Dear Mark,

    I have simulated the case with new drag force ratios:
k=100, speed = 0.19 cm/s
k=1000, speed = 0.052 cm/s


    Well, the particle cannot be stopped. Even bitumen has some limited viscosity and the particle will be moving through it:
https://en.wikipedia.org/wiki/Pitch_drop_experiment

    
    I had to reduce integration time step to keep the process convergence stable. So the particle traveled only a small distance so far (13000 steps * 10 microseconds =  0.13 sec). But I can keep on calculating the trajectory if needed.

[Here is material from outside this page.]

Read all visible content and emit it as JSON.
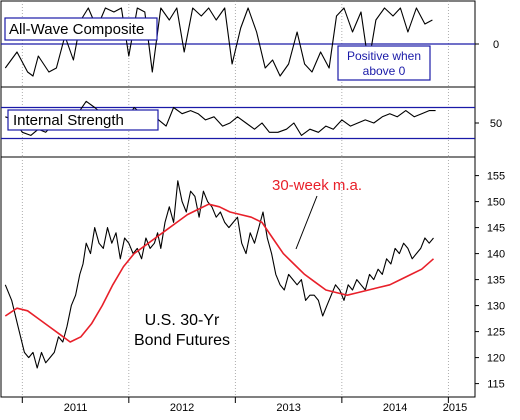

     In fact after initial oscillations have subdued the speed changes very gradually. Probably we should spend some time and modify this simple integration algorithm. For once we can invent variable time step so that we can integrate  with larger time-steps if the speed variation is low and get the results faster.
    
    I attach only small portions of calculated results. The full data will be copied to
stuff.quickfield.com/MarkArokiaraj/
    Time spent 1 hour.


Best regards,
        Alex


On 21.03.2019 5:48, Mark Arokiaraj wrote:
> Dear Alex,
>
>            We will also calculate further for 100 times and 1000 times the drag force. We will see the displacement and velocity.
>
> with regards,
> Mark